CodeRabbit's stated job is code review: it reviews pull requests for bugs, code quality, and best practices, and summarizes what changed. What no code reviewer gives you is the sentence a compliance-minded reader needs: this change touches ISO 27001:2022 A.8.15, here is why, here is what evidence it affects. That is heygrc's whole job, and it is why the two run well side by side: the same diff, read for a different obligation.
A summary, a review, and a citation
Think of the pull request thread as answering three reader needs. What changed: a summary. Is the code good: a code review. Does it change what we owe a framework: a control citation. CodeRabbit covers the first two by its own description; heygrc covers the third, grounded in the frameworks you selected and your company context. We make no claim about what CodeRabbit flags or misses; the categories are simply different, which is exactly why neither tool makes the other redundant.
Configure heygrc as code
heygrc installs as a GitHub App from github.com/apps/heygrc and is configured through a small REST API: one PUT to api.heygrc.com/v1/config carrying a free-form company profile (what you build, the data you handle, where you host) and your framework list. Your coding agent can run the whole setup from a single pasted prompt. The richer the profile, the sharper the reviews, because heygrc injects your context and the selected frameworks' knowledge into every pass.
Nothing about your CodeRabbit setup changes. Each app authenticates, reviews, and posts independently.
Triage: who fixes what
The practical win of running both is that findings route themselves. A code finding is the author's to fix in the diff, now. A compliance finding sometimes is too (remove the personal data from that log line), but often it reaches past the diff: update an access-control policy, capture new evidence, record a decision. Treat heygrc's findings as their own small queue with an owner, rather than mixing them into code-review back-and-forth, and neither conversation slows the other down.

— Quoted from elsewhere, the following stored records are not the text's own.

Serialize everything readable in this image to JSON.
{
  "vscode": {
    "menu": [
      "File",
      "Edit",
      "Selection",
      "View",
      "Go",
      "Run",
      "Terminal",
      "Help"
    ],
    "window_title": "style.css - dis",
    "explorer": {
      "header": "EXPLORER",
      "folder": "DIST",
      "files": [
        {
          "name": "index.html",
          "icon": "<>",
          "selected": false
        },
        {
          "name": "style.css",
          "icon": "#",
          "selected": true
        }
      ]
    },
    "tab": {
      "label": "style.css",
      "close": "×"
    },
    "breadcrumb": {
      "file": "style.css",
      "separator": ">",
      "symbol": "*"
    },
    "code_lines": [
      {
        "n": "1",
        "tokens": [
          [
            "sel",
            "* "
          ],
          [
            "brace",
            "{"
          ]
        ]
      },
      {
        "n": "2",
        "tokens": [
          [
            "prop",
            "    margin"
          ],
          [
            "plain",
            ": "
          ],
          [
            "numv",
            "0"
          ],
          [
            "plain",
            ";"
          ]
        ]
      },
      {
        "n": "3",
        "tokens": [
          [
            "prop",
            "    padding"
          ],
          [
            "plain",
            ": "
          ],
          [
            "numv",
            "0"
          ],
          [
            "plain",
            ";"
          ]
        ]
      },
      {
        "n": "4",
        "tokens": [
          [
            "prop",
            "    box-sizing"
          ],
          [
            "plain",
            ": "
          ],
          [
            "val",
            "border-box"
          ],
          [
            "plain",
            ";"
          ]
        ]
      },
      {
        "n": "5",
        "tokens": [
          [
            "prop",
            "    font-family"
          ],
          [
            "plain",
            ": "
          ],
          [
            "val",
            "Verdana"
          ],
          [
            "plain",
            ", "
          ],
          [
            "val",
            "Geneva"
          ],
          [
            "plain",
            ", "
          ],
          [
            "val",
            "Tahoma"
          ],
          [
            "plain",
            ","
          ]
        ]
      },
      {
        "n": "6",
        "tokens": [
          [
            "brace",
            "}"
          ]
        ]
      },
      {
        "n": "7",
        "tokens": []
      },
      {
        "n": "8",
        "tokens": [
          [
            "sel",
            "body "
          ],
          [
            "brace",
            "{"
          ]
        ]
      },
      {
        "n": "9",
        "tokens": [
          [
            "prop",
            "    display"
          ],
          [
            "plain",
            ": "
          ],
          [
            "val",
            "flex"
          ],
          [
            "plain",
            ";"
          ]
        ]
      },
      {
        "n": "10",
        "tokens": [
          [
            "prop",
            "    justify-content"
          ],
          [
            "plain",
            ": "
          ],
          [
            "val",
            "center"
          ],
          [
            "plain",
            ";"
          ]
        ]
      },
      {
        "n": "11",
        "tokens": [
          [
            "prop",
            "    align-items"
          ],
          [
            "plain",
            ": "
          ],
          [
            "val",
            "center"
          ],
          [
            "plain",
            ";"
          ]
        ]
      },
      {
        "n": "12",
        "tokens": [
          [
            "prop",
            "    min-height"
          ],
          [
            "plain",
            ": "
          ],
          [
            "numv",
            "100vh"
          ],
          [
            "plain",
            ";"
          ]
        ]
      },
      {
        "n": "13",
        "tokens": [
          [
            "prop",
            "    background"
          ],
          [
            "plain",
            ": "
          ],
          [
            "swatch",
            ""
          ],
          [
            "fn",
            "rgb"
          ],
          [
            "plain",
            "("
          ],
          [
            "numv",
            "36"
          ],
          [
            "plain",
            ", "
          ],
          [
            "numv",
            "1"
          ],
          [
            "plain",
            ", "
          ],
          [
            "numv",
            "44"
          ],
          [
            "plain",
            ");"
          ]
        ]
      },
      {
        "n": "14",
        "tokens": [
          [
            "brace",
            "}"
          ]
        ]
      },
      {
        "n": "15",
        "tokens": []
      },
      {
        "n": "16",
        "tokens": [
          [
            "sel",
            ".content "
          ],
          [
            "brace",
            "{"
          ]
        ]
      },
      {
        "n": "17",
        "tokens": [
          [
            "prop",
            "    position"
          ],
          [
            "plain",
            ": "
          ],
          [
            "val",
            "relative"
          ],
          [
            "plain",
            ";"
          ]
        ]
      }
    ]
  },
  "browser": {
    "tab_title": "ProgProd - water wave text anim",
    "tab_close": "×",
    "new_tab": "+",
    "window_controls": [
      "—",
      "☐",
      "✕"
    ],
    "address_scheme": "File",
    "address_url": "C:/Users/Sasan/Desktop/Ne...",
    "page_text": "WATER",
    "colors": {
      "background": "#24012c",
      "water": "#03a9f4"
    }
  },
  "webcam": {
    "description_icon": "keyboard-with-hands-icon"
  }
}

If you want to adopt gradually, start heygrc in mention_only mode: it stays silent until someone comments /heygrc on a pull request, which makes the first weeks opt-in per PR instead of a new default everyone has to absorb at once.
Public repositories
If your work is open source, the pairing is free on both sides as the vendors publish it today: CodeRabbit's pricing page offers free reviews for public repositories, and heygrc reviews public repositories free, always, with no monthly cap. Private-repo pricing for each tool is on its own page.
Adding the line to the bill
For private repositories, heygrc is free for 25 reviews a month, then $19 per organization per month with 100 reviews included and $0.49 per review beyond that, never blocking a review. It bills the organization, not seats, so the compliance line on your bill tracks how much you ship, not how many engineers you hire. The cost comparison page puts that next to each vendor's own published pricing at your volume.